Inovasi NalaGenetics juga meliputi Non Invasive Prenatal Testing (NIPT), yang mampu mendeteksi kelainan kromosom sejak usia kehamilan 10 minggu dengan akurasi lebih dari 99% untuk Trisomi 21 (Sindrom Down), serta sensitivitas tinggi terhadap Trisomi 18 dan 13. Selain itu, Somatic Cancer Testing dengan akurasi di atas 98% membantu dokter menentukan terapi terbaik bagi pasien kanker stadium lanjut.
Perusahaan juga menghadirkan Germline Oncology Testing untuk mengidentifikasi individu berisiko tinggi terhadap kanker melalui analisis germline sequencing, serta Rare Disease Diagnosis berbasis teknologi ExomePlus, Whole Genome Sequencing (WGS), dan Optical Genome Mapping (OGM) untuk deteksi gangguan genetik langka secara dini dan akurat.
CEO NalaGenetics, Levana Sani, menyatakan bahwa meningkatnya kasus penyakit kardiovaskular dan kanker menegaskan pentingnya pendekatan genetika untuk beralih dari pengobatan ke pencegahan. Ia menambahkan, kolaborasi dengan institusi di Asia dan Eropa membuktikan peran penting genetika klinis dalam layanan kesehatan saat ini.

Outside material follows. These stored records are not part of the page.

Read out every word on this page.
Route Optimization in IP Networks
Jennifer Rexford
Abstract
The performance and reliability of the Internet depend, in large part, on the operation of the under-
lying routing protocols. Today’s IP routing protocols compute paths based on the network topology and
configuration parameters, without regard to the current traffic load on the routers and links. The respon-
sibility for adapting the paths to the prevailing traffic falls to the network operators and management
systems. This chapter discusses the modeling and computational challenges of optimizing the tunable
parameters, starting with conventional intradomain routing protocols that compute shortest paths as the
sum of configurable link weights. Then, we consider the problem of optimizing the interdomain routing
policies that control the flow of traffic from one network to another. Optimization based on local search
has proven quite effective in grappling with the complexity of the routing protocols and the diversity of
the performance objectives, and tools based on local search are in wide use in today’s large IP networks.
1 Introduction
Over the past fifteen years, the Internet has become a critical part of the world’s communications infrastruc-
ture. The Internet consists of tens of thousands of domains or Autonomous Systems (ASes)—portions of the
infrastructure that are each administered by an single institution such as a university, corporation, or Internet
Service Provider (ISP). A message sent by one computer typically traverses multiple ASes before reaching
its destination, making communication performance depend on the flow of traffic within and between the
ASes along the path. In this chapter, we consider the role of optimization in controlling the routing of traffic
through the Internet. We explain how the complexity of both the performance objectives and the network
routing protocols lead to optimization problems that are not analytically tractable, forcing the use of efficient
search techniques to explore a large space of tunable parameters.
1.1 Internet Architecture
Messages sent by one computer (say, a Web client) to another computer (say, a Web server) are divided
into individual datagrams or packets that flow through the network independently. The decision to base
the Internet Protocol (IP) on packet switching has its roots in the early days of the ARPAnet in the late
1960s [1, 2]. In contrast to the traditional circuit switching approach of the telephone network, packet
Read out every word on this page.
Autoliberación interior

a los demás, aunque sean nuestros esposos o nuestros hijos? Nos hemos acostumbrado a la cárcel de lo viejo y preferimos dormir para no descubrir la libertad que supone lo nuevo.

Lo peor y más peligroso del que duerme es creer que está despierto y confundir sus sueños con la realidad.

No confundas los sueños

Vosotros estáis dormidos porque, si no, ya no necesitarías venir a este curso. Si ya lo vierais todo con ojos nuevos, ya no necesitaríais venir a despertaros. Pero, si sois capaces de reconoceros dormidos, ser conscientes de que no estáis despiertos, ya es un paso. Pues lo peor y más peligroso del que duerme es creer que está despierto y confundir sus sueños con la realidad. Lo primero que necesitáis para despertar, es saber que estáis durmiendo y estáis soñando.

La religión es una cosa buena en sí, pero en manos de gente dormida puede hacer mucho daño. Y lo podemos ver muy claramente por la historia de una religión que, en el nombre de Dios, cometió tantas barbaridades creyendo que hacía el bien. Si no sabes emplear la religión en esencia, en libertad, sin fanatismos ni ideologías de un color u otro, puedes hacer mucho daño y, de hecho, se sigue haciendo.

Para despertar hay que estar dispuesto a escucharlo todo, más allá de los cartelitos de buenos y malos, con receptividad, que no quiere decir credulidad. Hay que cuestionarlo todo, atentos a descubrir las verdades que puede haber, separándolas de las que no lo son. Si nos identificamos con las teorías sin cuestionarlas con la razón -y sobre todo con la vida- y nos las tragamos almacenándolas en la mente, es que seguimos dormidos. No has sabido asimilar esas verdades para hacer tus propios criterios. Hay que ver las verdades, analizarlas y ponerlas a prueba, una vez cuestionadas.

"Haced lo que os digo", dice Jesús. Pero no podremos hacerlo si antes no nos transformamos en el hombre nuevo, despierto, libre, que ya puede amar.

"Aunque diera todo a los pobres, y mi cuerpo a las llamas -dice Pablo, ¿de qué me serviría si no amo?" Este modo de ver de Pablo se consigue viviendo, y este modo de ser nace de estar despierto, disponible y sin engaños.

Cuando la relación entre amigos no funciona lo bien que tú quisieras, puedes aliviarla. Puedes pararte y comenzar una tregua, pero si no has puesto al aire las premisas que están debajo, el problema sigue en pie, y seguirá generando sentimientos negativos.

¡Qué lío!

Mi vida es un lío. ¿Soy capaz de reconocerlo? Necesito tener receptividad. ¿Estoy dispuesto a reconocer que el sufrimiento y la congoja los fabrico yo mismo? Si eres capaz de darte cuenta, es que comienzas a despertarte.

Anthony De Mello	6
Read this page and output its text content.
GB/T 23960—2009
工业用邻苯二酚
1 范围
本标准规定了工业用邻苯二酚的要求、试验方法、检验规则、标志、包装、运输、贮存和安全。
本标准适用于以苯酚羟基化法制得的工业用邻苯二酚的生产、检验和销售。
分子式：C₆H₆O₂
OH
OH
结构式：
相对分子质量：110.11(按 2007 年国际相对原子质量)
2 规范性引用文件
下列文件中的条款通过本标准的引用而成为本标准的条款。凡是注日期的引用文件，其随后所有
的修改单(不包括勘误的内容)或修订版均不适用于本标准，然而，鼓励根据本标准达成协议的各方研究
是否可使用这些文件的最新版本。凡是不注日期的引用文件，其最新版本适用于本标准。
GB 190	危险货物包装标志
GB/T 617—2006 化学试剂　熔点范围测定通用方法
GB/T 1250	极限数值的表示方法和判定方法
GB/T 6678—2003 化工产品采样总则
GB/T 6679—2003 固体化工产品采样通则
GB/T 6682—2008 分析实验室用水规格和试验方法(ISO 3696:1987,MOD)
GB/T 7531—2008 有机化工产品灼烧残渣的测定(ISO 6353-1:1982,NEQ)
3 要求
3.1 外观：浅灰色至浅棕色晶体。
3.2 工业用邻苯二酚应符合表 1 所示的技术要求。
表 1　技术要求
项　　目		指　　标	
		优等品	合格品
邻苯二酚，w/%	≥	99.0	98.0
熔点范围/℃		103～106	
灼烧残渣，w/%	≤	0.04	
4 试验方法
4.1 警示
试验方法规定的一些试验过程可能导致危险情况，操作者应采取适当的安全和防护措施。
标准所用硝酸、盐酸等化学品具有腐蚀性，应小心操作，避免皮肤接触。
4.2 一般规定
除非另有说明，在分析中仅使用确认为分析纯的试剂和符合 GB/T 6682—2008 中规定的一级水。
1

“Ketika melihat tingginya beban penyakit kardiovaskular dan kanker di Indonesia, pendekatan genetika terbukti mengubah paradigma dari pengobatan menuju pencegahan. Kerja sama kami dengan institusi medis dan universitas di Asia dan Eropa menegaskan bahwa genetika klinis kini menjadi bagian penting dari praktik perawatan sehari-hari," katanya.
Melalui layanan NalaCare™, tim ahli genomik dan klinis NalaGenetics memberikan pendampingan berkesinambungan kepada pasien untuk meminimalkan pendekatan trial-and-error dalam pengobatan. Pendekatan ini tidak hanya meningkatkan kualitas hidup pasien, tetapi juga menekan beban ekonomi dari penyakit yang sebetulnya dapat dicegah, menegaskan posisi NalaGenetics sebagai pelopor kesehatan preventif berbasis genetika.